Mu was first detected in Colombia in January 2021, and there have been “sporadic reports” of cases and outbreaks in South America and Europe since then, according to WHO.
While the global frequency of Mu among sequenced COVID-19 cases is less than 0.1 percent, it has “consistently increased” in Colombia and Ecuador, where it currently accounts for around 39 and 13 percent of infections, respectively.
Given most nations' limited sequencing capability, reports on the occurrence of the variation should be "interpreted with great attention," according to the agency.
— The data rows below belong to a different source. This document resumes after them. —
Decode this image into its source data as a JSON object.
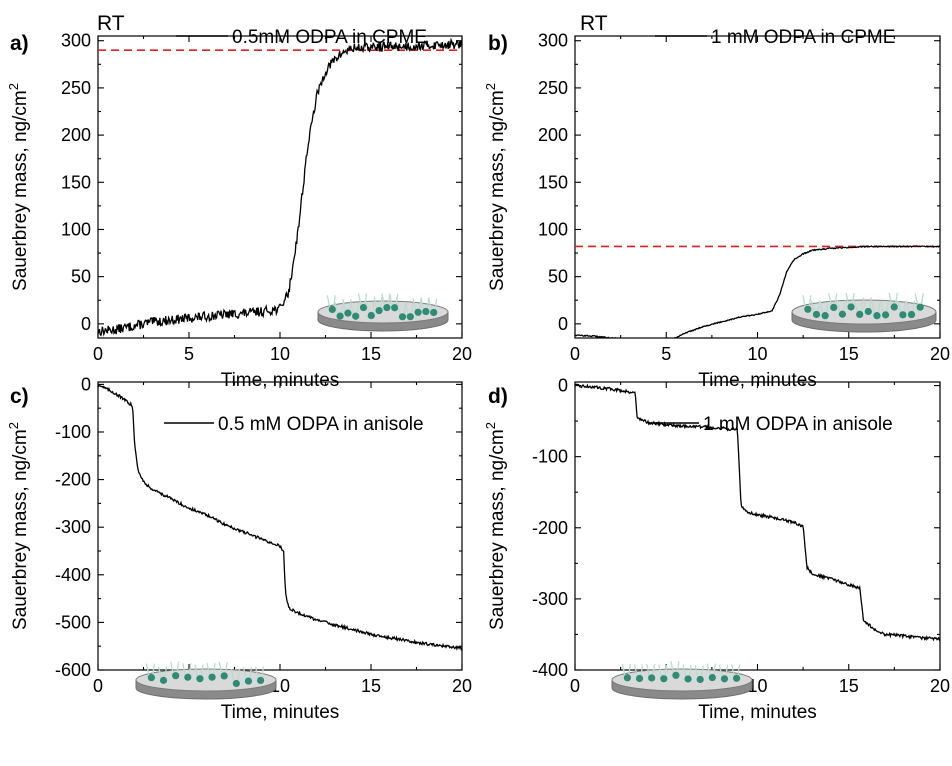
{
  "chart_data": [
    {
      "panel": "a)",
      "type": "line",
      "corner_label": "RT",
      "xlabel": "Time, minutes",
      "ylabel": "Sauerbrey mass, ng/cm",
      "ylabel_sup": "2",
      "xlim": [
        0,
        20
      ],
      "ylim": [
        -15,
        305
      ],
      "xticks": [
        0,
        5,
        10,
        15,
        20
      ],
      "yticks": [
        0,
        50,
        100,
        150,
        200,
        250,
        300
      ],
      "reference_line": {
        "y": 290,
        "color": "#e02020",
        "style": "dashed"
      },
      "series": [
        {
          "name": "0.5mM ODPA in CPME",
          "color": "#000000",
          "x": [
            0,
            1,
            2,
            3,
            4,
            5,
            6,
            7,
            8,
            9,
            10,
            10.5,
            11,
            11.5,
            12,
            12.5,
            13,
            13.5,
            14,
            15,
            16,
            17,
            18,
            19,
            20
          ],
          "y": [
            -8,
            -6,
            -2,
            2,
            4,
            6,
            8,
            10,
            11,
            13,
            16,
            35,
            100,
            185,
            240,
            268,
            280,
            288,
            292,
            293,
            294,
            294,
            295,
            296,
            296
          ]
        }
      ],
      "noise": 5
    },
    {
      "panel": "b)",
      "type": "line",
      "corner_label": "RT",
      "xlabel": "Time, minutes",
      "ylabel": "Sauerbrey mass, ng/cm",
      "ylabel_sup": "2",
      "xlim": [
        0,
        20
      ],
      "ylim": [
        -15,
        305
      ],
      "xticks": [
        0,
        5,
        10,
        15,
        20
      ],
      "yticks": [
        0,
        50,
        100,
        150,
        200,
        250,
        300
      ],
      "reference_line": {
        "y": 82,
        "color": "#e02020",
        "style": "dashed"
      },
      "series": [
        {
          "name": "1 mM ODPA in CPME",
          "color": "#000000",
          "x": [
            0,
            1,
            2,
            3,
            4,
            5,
            5.5,
            6,
            7,
            8,
            9,
            10,
            10.8,
            11.2,
            11.6,
            12,
            12.5,
            13,
            14,
            15,
            16,
            17,
            18,
            19,
            20
          ],
          "y": [
            -12,
            -13,
            -15,
            -16,
            -17,
            -17,
            -15,
            -10,
            -3,
            2,
            7,
            10,
            14,
            30,
            55,
            68,
            74,
            78,
            80,
            81,
            82,
            82,
            82,
            82,
            82
          ]
        }
      ],
      "noise": 0.6
    },
    {
      "panel": "c)",
      "type": "line",
      "xlabel": "Time, minutes",
      "ylabel": "Sauerbrey mass, ng/cm",
      "ylabel_sup": "2",
      "xlim": [
        0,
        20
      ],
      "ylim": [
        -600,
        5
      ],
      "xticks": [
        0,
        5,
        10,
        15,
        20
      ],
      "yticks": [
        0,
        -100,
        -200,
        -300,
        -400,
        -500,
        -600
      ],
      "series": [
        {
          "name": "0.5 mM ODPA in anisole",
          "color": "#000000",
          "x": [
            0,
            1,
            1.9,
            2.0,
            2.2,
            2.6,
            3,
            4,
            5,
            6,
            7,
            8,
            9,
            10,
            10.2,
            10.3,
            10.5,
            11,
            12,
            13,
            14,
            15,
            16,
            17,
            18,
            19,
            20
          ],
          "y": [
            0,
            -20,
            -45,
            -120,
            -180,
            -210,
            -220,
            -240,
            -260,
            -275,
            -295,
            -310,
            -325,
            -340,
            -350,
            -440,
            -470,
            -480,
            -495,
            -505,
            -515,
            -525,
            -532,
            -538,
            -545,
            -550,
            -555
          ]
        }
      ],
      "noise": 3
    },
    {
      "panel": "d)",
      "type": "line",
      "xlabel": "Time, minutes",
      "ylabel": "Sauerbrey mass, ng/cm",
      "ylabel_sup": "2",
      "xlim": [
        0,
        20
      ],
      "ylim": [
        -400,
        5
      ],
      "xticks": [
        0,
        5,
        10,
        15,
        20
      ],
      "yticks": [
        0,
        -100,
        -200,
        -300,
        -400
      ],
      "series": [
        {
          "name": "1 mM ODPA in anisole",
          "color": "#000000",
          "x": [
            0,
            1,
            2,
            3.3,
            3.4,
            4,
            5,
            6,
            7,
            8,
            8.9,
            9.1,
            9.5,
            10,
            11,
            12,
            12.5,
            12.7,
            13,
            14,
            15,
            15.6,
            15.8,
            16.5,
            17,
            18,
            19,
            20
          ],
          "y": [
            0,
            -2,
            -5,
            -10,
            -45,
            -52,
            -55,
            -57,
            -58,
            -60,
            -62,
            -170,
            -178,
            -182,
            -186,
            -193,
            -198,
            -255,
            -265,
            -272,
            -280,
            -285,
            -330,
            -345,
            -350,
            -352,
            -355,
            -356
          ]
        }
      ],
      "noise": 2
    }
  ]
}
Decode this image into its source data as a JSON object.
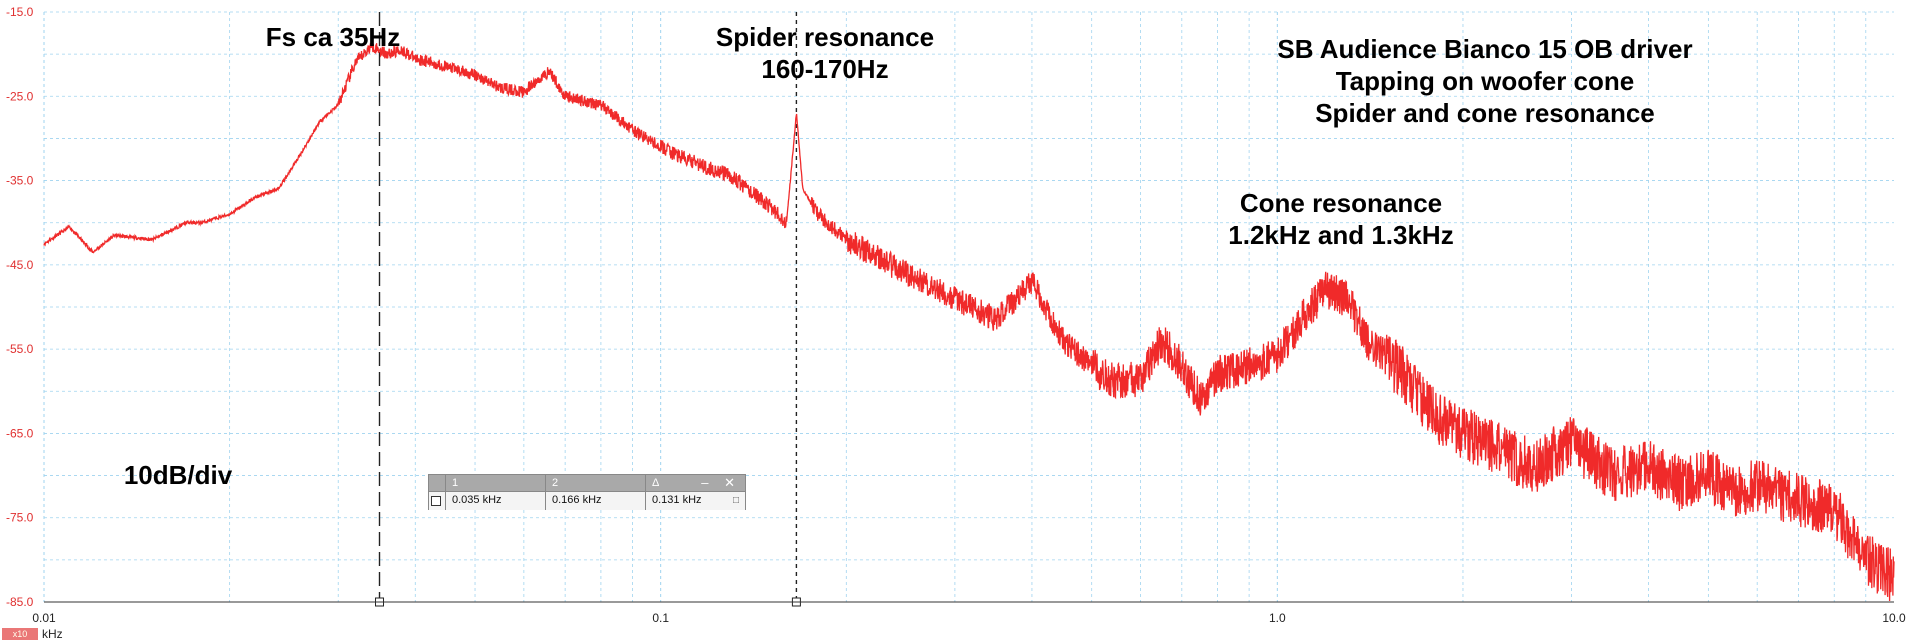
{
  "chart_data": {
    "type": "line",
    "title": "",
    "xlabel": "kHz",
    "ylabel": "",
    "xscale": "log",
    "xlim": [
      0.01,
      10.0
    ],
    "ylim": [
      -85,
      -15
    ],
    "grid": true,
    "line_color": "#f02a2a",
    "y_ticks": [
      "-15.0",
      "-25.0",
      "-35.0",
      "-45.0",
      "-55.0",
      "-65.0",
      "-75.0",
      "-85.0"
    ],
    "x_ticks": [
      "0.01",
      "0.1",
      "1.0",
      "10.0"
    ],
    "series": [
      {
        "x": [
          0.01,
          0.011,
          0.012,
          0.013,
          0.015,
          0.017,
          0.018,
          0.02,
          0.022,
          0.024,
          0.026,
          0.028,
          0.03,
          0.032,
          0.034,
          0.035,
          0.036,
          0.038,
          0.04,
          0.045,
          0.05,
          0.055,
          0.06,
          0.066,
          0.07,
          0.08,
          0.09,
          0.1,
          0.11,
          0.13,
          0.15,
          0.16,
          0.166,
          0.17,
          0.18,
          0.2,
          0.25,
          0.3,
          0.35,
          0.4,
          0.45,
          0.5,
          0.55,
          0.6,
          0.65,
          0.7,
          0.75,
          0.8,
          0.9,
          1.0,
          1.1,
          1.2,
          1.3,
          1.4,
          1.6,
          1.8,
          2.0,
          2.3,
          2.6,
          3.0,
          3.5,
          4.0,
          4.5,
          5.0,
          5.5,
          6.0,
          7.0,
          8.0,
          9.0,
          10.0
        ],
        "y": [
          -42.5,
          -40.5,
          -43.5,
          -41.5,
          -42,
          -40,
          -40,
          -39,
          -37,
          -36,
          -32,
          -28,
          -26,
          -21,
          -19,
          -19.5,
          -20,
          -19.5,
          -20.5,
          -21.5,
          -22.5,
          -24,
          -24.5,
          -22,
          -25,
          -26,
          -29,
          -31,
          -32.5,
          -34.5,
          -38,
          -40,
          -27,
          -36,
          -39,
          -42,
          -46,
          -49,
          -51.5,
          -47,
          -54,
          -57,
          -59,
          -58.5,
          -54,
          -57,
          -61,
          -58,
          -57,
          -56,
          -51,
          -48,
          -49,
          -54,
          -58,
          -63,
          -65,
          -67,
          -69,
          -66,
          -70,
          -69,
          -71,
          -70,
          -72,
          -71,
          -73,
          -74,
          -80,
          -82
        ]
      }
    ],
    "annotations": [
      "Fs ca 35Hz",
      "Spider resonance",
      "160-170Hz",
      "SB Audience Bianco 15 OB driver",
      "Tapping on woofer cone",
      "Spider and cone resonance",
      "Cone resonance",
      "1.2kHz and 1.3kHz",
      "10dB/div"
    ],
    "cursors": {
      "c1": 0.035,
      "c2": 0.166
    }
  },
  "cursor_table": {
    "head": [
      "1",
      "2",
      "Δ"
    ],
    "values": [
      "0.035 kHz",
      "0.166 kHz",
      "0.131 kHz"
    ],
    "buttons": "– ✕"
  },
  "units_badge": "x10",
  "units_label": "kHz"
}
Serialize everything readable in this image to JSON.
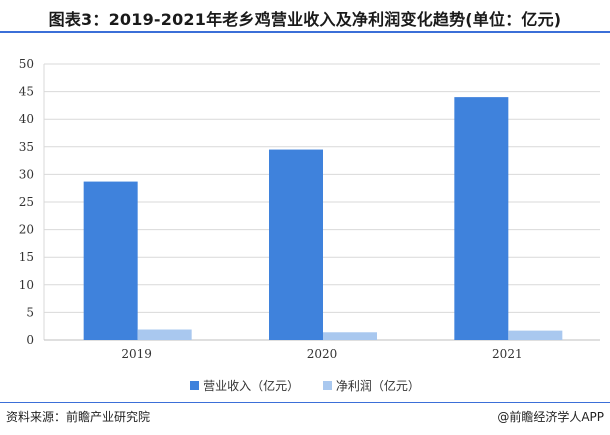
{
  "title": "图表3：2019-2021年老乡鸡营业收入及净利润变化趋势(单位：亿元)",
  "legend": {
    "revenue": "营业收入（亿元）",
    "profit": "净利润（亿元）"
  },
  "source": "资料来源：前瞻产业研究院",
  "watermark": "@前瞻经济学人APP",
  "colors": {
    "revenue": "#3f82dc",
    "profit": "#a9c8ef",
    "grid": "#d9d9d9",
    "title_rule": "#3b6fd8"
  },
  "chart_data": {
    "type": "bar",
    "categories": [
      "2019",
      "2020",
      "2021"
    ],
    "series": [
      {
        "name": "营业收入（亿元）",
        "values": [
          28.7,
          34.5,
          44.0
        ]
      },
      {
        "name": "净利润（亿元）",
        "values": [
          1.9,
          1.4,
          1.7
        ]
      }
    ],
    "ylim": [
      0,
      50
    ],
    "yticks": [
      0,
      5,
      10,
      15,
      20,
      25,
      30,
      35,
      40,
      45,
      50
    ],
    "xlabel": "",
    "ylabel": "",
    "grid": true,
    "legend_position": "bottom"
  }
}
Mu is the fifth variant of interest that the WHO has been tracking since March. It contains a lot of alterations that suggest it may be more resistant to vaccinations, according to the health department, but further research is needed to prove this.
Preliminary findings suggest that vaccinations have a decreased efficacy "similar to that seen for the Beta variant." The WHO stated that it will be keeping an eye on “the epidemiology of the Mu variant in South America, particularly with the co-circulation of the Delta variant for changes.”
Nearly the last four weeks, over 4,500 sequences (3,794 B.1.621 sequences and 856 B.1.621.1 sequences), genome sequences, and tested samples of the virus obtained from patients have been classified as Mu. The sequences are used to trace how it travels across the population on GISAID, an open-source genome repository.
The majority of these have been recorded in the United States (2,065), Colombia (852), Mexico (357), and Spain (473).
Although this statistic is influenced by sequencing capacity, surveillance, and the overall number of cases in a given location.
According to a WHO study released on Wednesday, the new coronavirus pandemic has killed at least 124,811 individuals in Colombia.